Темноты он не боялся, как и незримой поглощающей тишины вокруг. Ночь ему нравилась, потому что в ночи легко можно было исчезнуть в случае чего. Когда оставались в городе (редко, сразу после начала нового цикла), Игнат плохо спал из-за постоянного шума из окон. Ночью в городе просыпались те, кто умудрился выжить. Они ездили на автомобилях и мотоциклах, врубали музыку из колонок, стреляли, били стекла, гремели генераторами. Папа объяснял, что пока зараза не побеждена, о нормальной жизни можно только мечтать. Люди оказались загнаны в ночь, как когда-то много миллионов лет назад их предки точно так же прятались под луной в крохотных пещерках. В таких условиях новую цивилизацию не построишь. Поэтому жили от заката до рассвета, одним днём, не строя планов на будущее, не развиваясь. Многих даже устраивало. Для многих даже ничего не изменилось.

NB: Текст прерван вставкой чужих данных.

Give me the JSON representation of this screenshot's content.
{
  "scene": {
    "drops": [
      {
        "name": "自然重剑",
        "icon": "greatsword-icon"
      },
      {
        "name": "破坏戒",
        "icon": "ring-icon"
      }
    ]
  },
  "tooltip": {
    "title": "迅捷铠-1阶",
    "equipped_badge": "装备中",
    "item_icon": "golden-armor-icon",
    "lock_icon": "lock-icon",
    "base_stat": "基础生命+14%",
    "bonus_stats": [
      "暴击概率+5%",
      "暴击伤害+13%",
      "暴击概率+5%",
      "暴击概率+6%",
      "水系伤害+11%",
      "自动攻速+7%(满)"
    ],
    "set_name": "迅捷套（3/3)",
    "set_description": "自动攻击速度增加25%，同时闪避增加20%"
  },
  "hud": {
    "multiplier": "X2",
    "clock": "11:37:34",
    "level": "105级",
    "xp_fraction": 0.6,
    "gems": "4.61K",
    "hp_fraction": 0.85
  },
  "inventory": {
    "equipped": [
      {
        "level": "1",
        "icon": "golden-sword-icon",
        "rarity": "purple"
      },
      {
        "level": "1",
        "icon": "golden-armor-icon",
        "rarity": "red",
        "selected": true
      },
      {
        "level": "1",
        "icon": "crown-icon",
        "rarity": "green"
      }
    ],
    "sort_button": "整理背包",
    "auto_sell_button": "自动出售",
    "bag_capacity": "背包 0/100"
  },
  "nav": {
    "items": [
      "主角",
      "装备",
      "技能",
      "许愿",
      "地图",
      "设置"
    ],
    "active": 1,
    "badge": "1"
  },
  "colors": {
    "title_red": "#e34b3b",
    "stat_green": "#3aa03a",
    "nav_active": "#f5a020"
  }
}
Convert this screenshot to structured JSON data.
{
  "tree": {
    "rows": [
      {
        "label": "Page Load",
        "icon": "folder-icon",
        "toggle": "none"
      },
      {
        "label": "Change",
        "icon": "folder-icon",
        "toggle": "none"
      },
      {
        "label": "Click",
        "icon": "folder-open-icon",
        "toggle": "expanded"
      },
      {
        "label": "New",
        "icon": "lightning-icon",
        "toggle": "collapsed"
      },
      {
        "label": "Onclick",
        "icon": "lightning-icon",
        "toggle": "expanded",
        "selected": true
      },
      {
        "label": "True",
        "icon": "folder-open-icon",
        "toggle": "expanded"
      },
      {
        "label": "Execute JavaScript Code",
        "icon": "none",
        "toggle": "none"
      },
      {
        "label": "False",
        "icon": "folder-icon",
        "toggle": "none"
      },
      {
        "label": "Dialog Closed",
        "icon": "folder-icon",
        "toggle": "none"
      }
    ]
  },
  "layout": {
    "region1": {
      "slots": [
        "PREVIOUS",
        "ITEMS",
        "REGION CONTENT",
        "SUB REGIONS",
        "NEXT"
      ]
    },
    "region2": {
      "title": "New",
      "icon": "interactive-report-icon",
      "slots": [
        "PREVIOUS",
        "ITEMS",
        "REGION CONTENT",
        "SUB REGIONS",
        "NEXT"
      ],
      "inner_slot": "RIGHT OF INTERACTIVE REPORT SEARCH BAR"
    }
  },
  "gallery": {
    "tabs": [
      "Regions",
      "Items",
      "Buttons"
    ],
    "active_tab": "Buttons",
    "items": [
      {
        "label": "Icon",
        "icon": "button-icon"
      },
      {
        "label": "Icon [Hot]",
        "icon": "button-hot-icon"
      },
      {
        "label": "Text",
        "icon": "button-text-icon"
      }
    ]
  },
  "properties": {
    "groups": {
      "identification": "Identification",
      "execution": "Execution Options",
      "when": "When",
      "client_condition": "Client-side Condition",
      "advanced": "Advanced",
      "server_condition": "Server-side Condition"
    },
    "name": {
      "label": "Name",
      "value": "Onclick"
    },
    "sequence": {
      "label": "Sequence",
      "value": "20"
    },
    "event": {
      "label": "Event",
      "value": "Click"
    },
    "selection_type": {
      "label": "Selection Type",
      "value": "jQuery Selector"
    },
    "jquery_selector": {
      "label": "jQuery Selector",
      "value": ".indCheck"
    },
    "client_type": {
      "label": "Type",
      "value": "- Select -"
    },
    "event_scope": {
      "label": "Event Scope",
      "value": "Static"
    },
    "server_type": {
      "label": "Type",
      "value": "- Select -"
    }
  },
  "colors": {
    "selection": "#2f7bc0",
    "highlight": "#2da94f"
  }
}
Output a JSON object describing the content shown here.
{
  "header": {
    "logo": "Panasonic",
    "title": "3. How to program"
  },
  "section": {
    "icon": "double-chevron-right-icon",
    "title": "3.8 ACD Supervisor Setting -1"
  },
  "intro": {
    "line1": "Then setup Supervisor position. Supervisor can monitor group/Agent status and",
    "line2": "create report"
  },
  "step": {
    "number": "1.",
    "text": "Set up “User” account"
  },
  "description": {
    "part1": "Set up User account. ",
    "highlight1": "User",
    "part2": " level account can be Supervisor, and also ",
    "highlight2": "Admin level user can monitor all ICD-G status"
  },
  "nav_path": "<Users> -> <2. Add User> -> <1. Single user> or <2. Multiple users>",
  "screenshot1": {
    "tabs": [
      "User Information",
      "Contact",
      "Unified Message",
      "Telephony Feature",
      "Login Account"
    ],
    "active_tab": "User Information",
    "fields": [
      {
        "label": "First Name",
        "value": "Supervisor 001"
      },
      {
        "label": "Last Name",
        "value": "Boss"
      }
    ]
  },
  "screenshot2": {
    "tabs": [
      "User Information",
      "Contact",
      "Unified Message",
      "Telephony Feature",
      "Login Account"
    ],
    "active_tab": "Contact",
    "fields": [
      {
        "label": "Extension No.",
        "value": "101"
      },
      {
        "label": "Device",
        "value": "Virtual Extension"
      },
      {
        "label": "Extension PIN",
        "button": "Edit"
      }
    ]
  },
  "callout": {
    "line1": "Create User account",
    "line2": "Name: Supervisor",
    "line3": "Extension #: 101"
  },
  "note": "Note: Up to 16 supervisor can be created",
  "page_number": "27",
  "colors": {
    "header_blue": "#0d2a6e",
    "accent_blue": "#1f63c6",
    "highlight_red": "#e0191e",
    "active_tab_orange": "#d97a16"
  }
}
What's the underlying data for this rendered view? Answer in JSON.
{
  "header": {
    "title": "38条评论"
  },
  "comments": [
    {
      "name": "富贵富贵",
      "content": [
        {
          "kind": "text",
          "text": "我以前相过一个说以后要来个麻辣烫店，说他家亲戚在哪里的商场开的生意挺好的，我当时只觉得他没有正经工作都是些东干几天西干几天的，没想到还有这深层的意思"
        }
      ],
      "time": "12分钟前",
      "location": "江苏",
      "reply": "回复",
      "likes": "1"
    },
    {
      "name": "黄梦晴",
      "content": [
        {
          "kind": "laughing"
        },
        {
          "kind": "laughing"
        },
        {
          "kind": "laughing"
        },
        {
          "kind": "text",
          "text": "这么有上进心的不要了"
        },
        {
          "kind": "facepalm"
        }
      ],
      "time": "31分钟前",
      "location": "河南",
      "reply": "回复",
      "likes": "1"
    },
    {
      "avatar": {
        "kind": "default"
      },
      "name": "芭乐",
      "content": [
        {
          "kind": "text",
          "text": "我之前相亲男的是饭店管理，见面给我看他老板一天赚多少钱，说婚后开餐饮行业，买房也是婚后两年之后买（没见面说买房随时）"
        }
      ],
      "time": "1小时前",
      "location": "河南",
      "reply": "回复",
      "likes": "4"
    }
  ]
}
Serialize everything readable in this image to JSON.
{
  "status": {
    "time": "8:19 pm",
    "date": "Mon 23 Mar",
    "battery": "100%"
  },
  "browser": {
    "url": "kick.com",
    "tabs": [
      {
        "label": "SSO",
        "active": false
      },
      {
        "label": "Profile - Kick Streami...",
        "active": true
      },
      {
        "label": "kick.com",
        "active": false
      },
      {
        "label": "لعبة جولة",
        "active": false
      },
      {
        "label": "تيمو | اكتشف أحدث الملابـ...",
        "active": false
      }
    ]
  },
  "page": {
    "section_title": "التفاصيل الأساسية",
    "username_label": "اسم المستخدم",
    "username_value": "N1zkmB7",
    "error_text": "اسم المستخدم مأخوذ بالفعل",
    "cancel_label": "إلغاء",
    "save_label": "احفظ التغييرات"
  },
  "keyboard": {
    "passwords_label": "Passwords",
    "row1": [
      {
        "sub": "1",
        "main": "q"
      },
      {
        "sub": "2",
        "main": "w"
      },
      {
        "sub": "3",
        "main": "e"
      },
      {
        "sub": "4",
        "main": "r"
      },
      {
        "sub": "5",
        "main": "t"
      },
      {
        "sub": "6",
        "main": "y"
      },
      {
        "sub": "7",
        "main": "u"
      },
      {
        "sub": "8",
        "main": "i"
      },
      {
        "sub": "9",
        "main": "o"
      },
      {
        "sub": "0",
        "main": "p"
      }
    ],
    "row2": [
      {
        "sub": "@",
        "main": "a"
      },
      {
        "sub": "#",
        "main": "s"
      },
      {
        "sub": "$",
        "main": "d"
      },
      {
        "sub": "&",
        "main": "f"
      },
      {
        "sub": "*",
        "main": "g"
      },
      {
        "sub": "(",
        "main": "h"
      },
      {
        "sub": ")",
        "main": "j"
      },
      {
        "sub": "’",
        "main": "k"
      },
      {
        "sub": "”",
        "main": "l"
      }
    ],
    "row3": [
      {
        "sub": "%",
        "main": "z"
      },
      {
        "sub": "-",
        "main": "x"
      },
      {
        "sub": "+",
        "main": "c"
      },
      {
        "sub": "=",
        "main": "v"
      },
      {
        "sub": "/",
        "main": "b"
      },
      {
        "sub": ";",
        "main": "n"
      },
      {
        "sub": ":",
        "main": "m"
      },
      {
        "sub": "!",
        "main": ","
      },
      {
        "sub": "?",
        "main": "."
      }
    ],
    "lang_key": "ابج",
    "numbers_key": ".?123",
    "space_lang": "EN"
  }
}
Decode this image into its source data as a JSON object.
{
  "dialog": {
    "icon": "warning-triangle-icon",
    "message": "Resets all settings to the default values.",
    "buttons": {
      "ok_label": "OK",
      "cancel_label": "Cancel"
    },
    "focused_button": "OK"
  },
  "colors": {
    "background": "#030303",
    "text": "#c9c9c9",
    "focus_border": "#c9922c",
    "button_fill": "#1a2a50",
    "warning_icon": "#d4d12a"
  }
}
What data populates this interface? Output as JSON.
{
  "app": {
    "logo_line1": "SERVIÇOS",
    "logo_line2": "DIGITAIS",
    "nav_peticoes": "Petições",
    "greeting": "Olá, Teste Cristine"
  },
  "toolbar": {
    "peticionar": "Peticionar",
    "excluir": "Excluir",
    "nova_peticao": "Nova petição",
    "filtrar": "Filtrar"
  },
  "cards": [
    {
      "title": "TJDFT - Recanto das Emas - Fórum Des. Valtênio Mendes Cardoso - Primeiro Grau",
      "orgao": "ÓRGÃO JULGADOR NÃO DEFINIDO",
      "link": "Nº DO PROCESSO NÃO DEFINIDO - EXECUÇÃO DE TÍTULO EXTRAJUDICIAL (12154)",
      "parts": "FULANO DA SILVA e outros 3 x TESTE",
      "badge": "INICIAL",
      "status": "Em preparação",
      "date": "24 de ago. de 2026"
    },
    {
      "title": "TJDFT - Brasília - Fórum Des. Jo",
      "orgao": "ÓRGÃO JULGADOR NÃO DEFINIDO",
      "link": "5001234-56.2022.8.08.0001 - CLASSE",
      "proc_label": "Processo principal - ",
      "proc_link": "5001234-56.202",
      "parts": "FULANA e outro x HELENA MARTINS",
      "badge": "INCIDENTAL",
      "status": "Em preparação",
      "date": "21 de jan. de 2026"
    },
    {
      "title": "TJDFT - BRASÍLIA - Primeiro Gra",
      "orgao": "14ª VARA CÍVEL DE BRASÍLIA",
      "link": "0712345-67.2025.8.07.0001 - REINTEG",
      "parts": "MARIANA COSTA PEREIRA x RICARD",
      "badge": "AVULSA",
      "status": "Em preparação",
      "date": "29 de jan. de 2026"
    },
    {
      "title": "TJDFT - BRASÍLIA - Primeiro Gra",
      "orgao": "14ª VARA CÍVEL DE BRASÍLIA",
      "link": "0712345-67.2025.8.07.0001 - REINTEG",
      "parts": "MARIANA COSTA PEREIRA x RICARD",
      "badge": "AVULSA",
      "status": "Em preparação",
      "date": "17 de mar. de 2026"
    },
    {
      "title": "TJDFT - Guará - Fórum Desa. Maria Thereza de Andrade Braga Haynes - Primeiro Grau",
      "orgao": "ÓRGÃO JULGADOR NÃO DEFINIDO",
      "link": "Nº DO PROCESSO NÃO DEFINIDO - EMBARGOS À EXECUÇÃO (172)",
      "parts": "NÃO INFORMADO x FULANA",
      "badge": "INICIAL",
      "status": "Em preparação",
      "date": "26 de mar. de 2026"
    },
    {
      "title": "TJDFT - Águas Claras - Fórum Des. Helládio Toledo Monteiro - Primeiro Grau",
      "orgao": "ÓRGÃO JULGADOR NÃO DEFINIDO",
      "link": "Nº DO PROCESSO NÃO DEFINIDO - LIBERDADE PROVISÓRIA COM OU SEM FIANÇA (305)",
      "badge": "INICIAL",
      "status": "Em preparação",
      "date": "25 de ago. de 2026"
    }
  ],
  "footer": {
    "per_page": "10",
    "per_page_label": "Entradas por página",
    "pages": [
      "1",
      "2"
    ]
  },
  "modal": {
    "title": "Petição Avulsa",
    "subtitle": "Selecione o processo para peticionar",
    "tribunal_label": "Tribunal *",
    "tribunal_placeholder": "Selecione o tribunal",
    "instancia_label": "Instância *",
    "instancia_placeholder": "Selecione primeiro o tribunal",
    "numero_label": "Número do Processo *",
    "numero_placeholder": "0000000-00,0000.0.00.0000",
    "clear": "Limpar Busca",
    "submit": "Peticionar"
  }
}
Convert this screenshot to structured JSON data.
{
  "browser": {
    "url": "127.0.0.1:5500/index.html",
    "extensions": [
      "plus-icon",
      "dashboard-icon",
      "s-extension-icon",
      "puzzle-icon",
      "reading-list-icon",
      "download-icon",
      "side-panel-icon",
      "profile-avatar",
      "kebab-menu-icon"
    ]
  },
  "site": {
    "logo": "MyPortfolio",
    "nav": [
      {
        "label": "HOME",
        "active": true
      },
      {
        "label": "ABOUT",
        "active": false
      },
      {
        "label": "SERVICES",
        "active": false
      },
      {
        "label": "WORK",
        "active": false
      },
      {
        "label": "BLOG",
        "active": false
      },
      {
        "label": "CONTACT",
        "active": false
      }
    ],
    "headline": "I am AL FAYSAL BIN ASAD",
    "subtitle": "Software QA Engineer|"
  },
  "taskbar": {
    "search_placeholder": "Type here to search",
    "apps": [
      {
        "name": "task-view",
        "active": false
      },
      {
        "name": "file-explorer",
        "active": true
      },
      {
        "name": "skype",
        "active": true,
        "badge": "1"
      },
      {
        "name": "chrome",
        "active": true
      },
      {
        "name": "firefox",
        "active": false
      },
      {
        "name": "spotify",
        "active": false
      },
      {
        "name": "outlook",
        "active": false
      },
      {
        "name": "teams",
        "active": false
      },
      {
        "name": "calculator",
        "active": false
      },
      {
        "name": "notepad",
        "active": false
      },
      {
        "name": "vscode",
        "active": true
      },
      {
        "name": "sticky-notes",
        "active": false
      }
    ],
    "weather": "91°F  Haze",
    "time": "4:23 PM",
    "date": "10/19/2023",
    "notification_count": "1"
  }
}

Игнат спрашивал: чем мы отличаемся от них?
Папа отвечал: мы знаем, что надо двигаться дальше и хотим этого. А они уже нет.
В городе, в общем, было неуютно из-за шума, ночного многолюдья, бликов в окнах и постоянного чувства тревоги.
А здесь… он остановился у сарая, в котором папа хранил дрова. На двери висел чёрный металлический замок… тихо и хорошо.
Папина фигурка маячила в лунном свете на краю леса. Игнат пошёл за ним, крепко сжимая выключенный фонарик. Трава была жесткой, высушенной, царапала обнаженные лодыжки. В какой-то момент Игнат понял, что давно сошёл с тропинки и идёт через поляну, а вокруг начался лес. Деревья подступили незаметно, нависли, загораживая лохмотьями веток луну и звёзды. Выросли кустарники, цепляющие за футболку. На щеке налипла паутина.
Свет папиного фонарика то появлялся, то исчезал, иногда приходилось идти наугад, почти вслепую. Поиск ещё больше раззадоривал Игната, он чувствовал, что окунается в замысловатую игру, в которую раньше он играть не умел или его не пускали. Интересно, что ждёт в конце пути?
Потом он увидел другой свет, дрожащий на ветру, мутно-жёлтый, и услышал приглушенные голоса. Игнат пробежал несколько метров, остановился у ствола дерева, на краю поляны и всё увидел.